Он был тощий, костлявый, в болтавшейся, запачканной красками блузе, с легкими движениями, в очках, рассеянный, быстрый. У него было одновременно и деятельно-энергичное, и усталое лицо с лысеющим лбом. Он много говорил, перебивая себя, но не путаясь, вдохновенно соглашался, вдруг неожиданно возражал и был, как однажды Елизавета Николаевна сказала ему, удивительно «однозначен», то есть никогда и ни в чем не выдавал себя ни за кого другого. Это полное отсутствие притворства сперва как раз и показалось Елизавете Николаевне притворством. Но потом она поняла, что Корн так глубоко ушел в свою живопись, с такой полнотой отдал ей свои силы, что у него просто не хватило бы этих сил, чтобы хитрить или притворяться, чтобы устроить благополучную жизнь. Ему ничего больше и не осталось, как быть самим собой, и это удивляло Елизавету Николаевну и казалось ей трогательно необыкновенным.
Он любил выпить, мог часами бродить по Парижу. Но она знала, что работает он мучительно медленно, без конца возвращаясь к своим сосредоточенным, без единого пустого сантиметра, холстам.
Ее приход — Елизавета Николаевна сразу почувствовала это — был счастливой возможностью на короткое время забыть о работе и заняться другим делом, которое он тоже очень любил и которому отводил немалое место в жизни. Не прошло и десяти минут, как он попытался обнять ее. Стараясь отвести его руки, она сказала с укоризной: «Матвей Ильич», — но он не отпустил, и пришлось вырваться силой.
— Милый Матвей Ильич, ну, пожалуйста, не надо!

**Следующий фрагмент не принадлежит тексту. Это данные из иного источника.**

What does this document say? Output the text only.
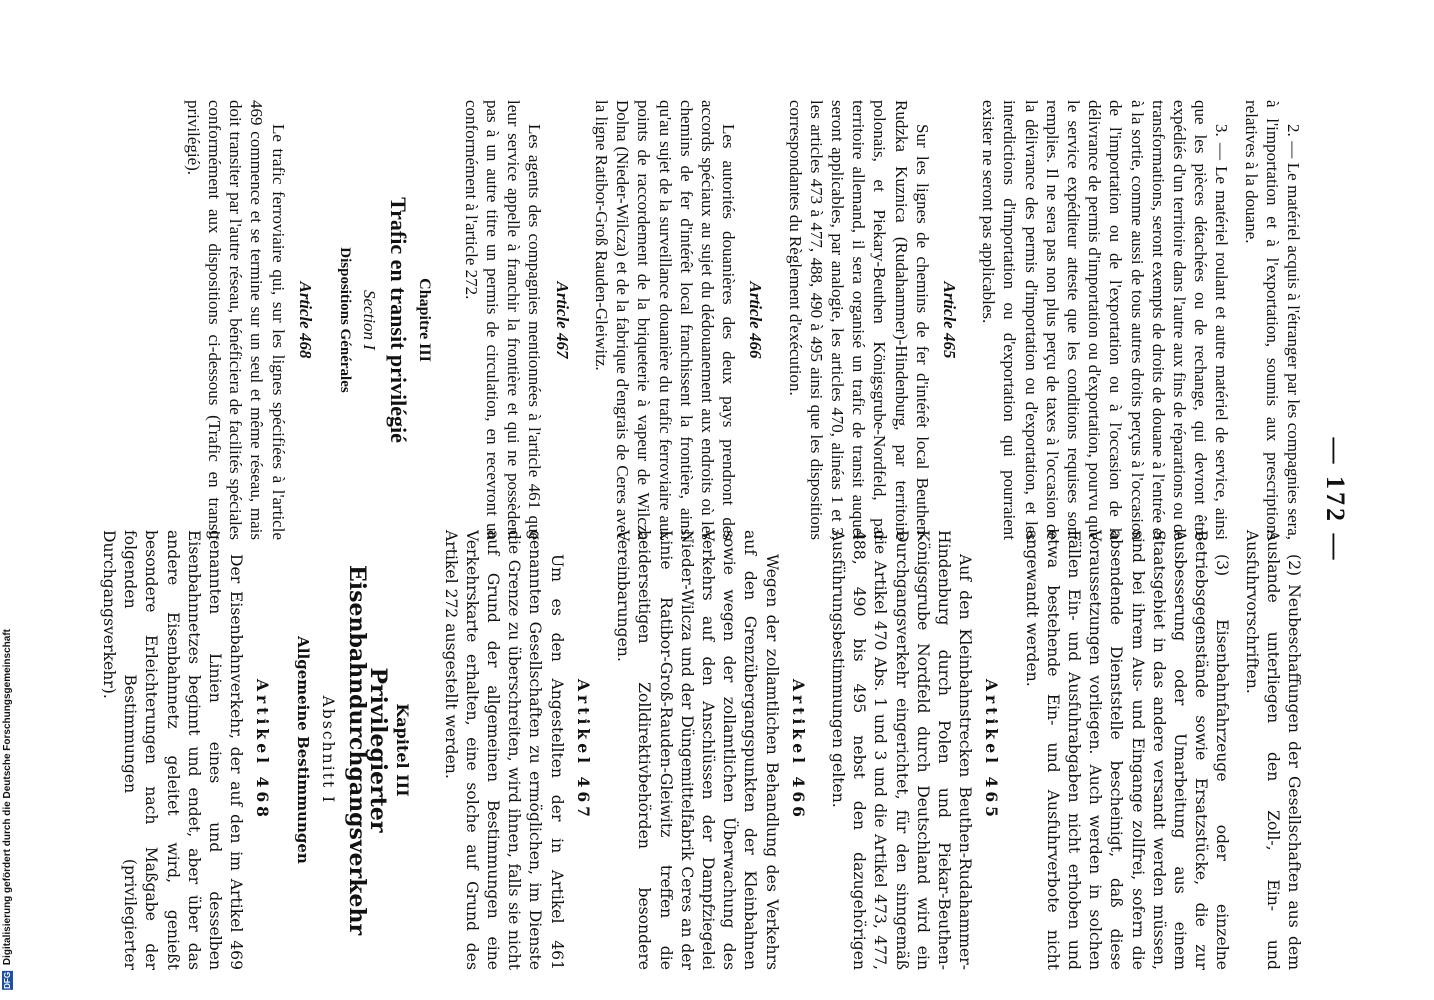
— 172 —

2. — Le matériel acquis à l'étranger par les compagnies sera, à l'importation et à l'exportation, soumis aux prescriptions relatives à la douane.

3. — Le matériel roulant et autre matériel de service, ainsi que les pièces détachées ou de rechange, qui devront être expédiés d'un territoire dans l'autre aux fins de réparations ou de transformations, seront exempts de droits de douane à l'entrée et à la sortie, comme aussi de tous autres droits perçus à l'occasion de l'importation ou de l'exportation ou à l'occasion de la délivrance de permis d'importation ou d'exportation, pourvu que le service expéditeur atteste que les conditions requises sont remplies. Il ne sera pas non plus perçu de taxes à l'occasion de la délivrance des permis d'importation ou d'exportation, et les interdictions d'importation ou d'exportation qui pourraient exister ne seront pas applicables.

Article 465

Sur les lignes de chemins de fer d'intérêt local Beuthen-Rudzka Kuznica (Rudahammer)-Hindenburg, par territoire polonais, et Piekary-Beuthen Königsgrube-Nordfeld, par territoire allemand, il sera organisé un trafic de transit auquel seront applicables, par analogie, les articles 470, alinéas 1 et 3, les articles 473 à 477, 488, 490 à 495 ainsi que les dispositions correspondantes du Règlement d'exécution.

Article 466

Les autorités douanières des deux pays prendront des accords spéciaux au sujet du dédouanement aux endroits où les chemins de fer d'intérêt local franchissent la frontière, ainsi qu'au sujet de la surveillance douanière du trafic ferroviaire aux points de raccordement de la briqueterie à vapeur de Wilcza Dolna (Nieder-Wilcza) et de la fabrique d'engrais de Ceres avec la ligne Ratibor-Groß Rauden-Gleiwitz.

Article 467

Les agents des compagnies mentionnées à l'article 461 que leur service appelle à franchir la frontière et qui ne possèdent pas à un autre titre un permis de circulation, en recevront un conformément à l'article 272.

Chapitre III
Trafic en transit privilégié
Section I
Dispositions Générales
Article 468

Le trafic ferroviaire qui, sur les lignes spécifiées à l'article 469 commence et se termine sur un seul et même réseau, mais doit transiter par l'autre réseau, bénéficiera de facilités spéciales conformément aux dispositions ci-dessous (Trafic en transit privilégié).

(2) Neubeschaffungen der Gesellschaften aus dem Auslande unterliegen den Zoll-, Ein- und Ausfuhrvorschriften.

(3) Eisenbahnfahrzeuge oder einzelne Betriebsgegenstände sowie Ersatzstücke, die zur Ausbesserung oder Umarbeitung aus einem Staatsgebiet in das andere versandt werden müssen, sind bei ihrem Aus- und Eingange zollfrei, sofern die absendende Dienststelle bescheinigt, daß diese Voraussetzungen vorliegen. Auch werden in solchen Fällen Ein- und Ausfuhrabgaben nicht erhoben und etwa bestehende Ein- und Ausfuhrverbote nicht angewandt werden.

Artikel 465

Auf den Kleinbahnstrecken Beuthen-Rudahammer-Hindenburg durch Polen und Piekar-Beuthen-Königsgrube Nordfeld durch Deutschland wird ein Durchgangsverkehr eingerichtet, für den sinngemäß die Artikel 470 Abs. 1 und 3 und die Artikel 473, 477, 488, 490 bis 495 nebst den dazugehörigen Ausführungsbestimmungen gelten.

Artikel 466

Wegen der zollamtlichen Behandlung des Verkehrs auf den Grenzübergangspunkten der Kleinbahnen sowie wegen der zollamtlichen Überwachung des Verkehrs auf den Anschlüssen der Dampfziegelei Nieder-Wilcza und der Düngemittelfabrik Ceres an der Linie Ratibor-Groß-Rauden-Gleiwitz treffen die beiderseitigen Zolldirektivbehörden besondere Vereinbarungen.

Artikel 467

Um es den Angestellten der in Artikel 461 genannten Gesellschaften zu ermöglichen, im Dienste die Grenze zu überschreiten, wird ihnen, falls sie nicht auf Grund der allgemeinen Bestimmungen eine Verkehrskarte erhalten, eine solche auf Grund des Artikel 272 ausgestellt werden.

Kapitel III
Privilegierter Eisenbahndurchgangsverkehr
Abschnitt I
Allgemeine Bestimmungen
Artikel 468

Der Eisenbahnverkehr, der auf den im Artikel 469 genannten Linien eines und desselben Eisenbahnnetzes beginnt und endet, aber über das andere Eisenbahnnetz geleitet wird, genießt besondere Erleichterungen nach Maßgabe der folgenden Bestimmungen (privilegierter Durchgangsverkehr).

DFG Digitalisierung gefördert durch die Deutsche Forschungsgemeinschaft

— «Ну, пожалуйста» — первый сказал я.
— А кто обещал рассказать, как Малевич поссорился с Шагалом?
— Ну да, хорошо, непременно. Но я не могу рассказать, когда мне хочется вас целовать. Можно одновременно?
— Нет. Это долго объяснять, но я, к сожалению, не могу позволить, чтобы вы меня целовали.
— Все-таки — к сожалению?
— Да. Это ничего не меняет.
У него были огорченные глаза, и Елизавету Николаевну тронуло, что он нисколько не старается скрыть огорчения. Надо было как-то помочь ему заменить неисполнившееся желание надеждой, и она заговорила о его последней, еще стоявшей на мольберте работе.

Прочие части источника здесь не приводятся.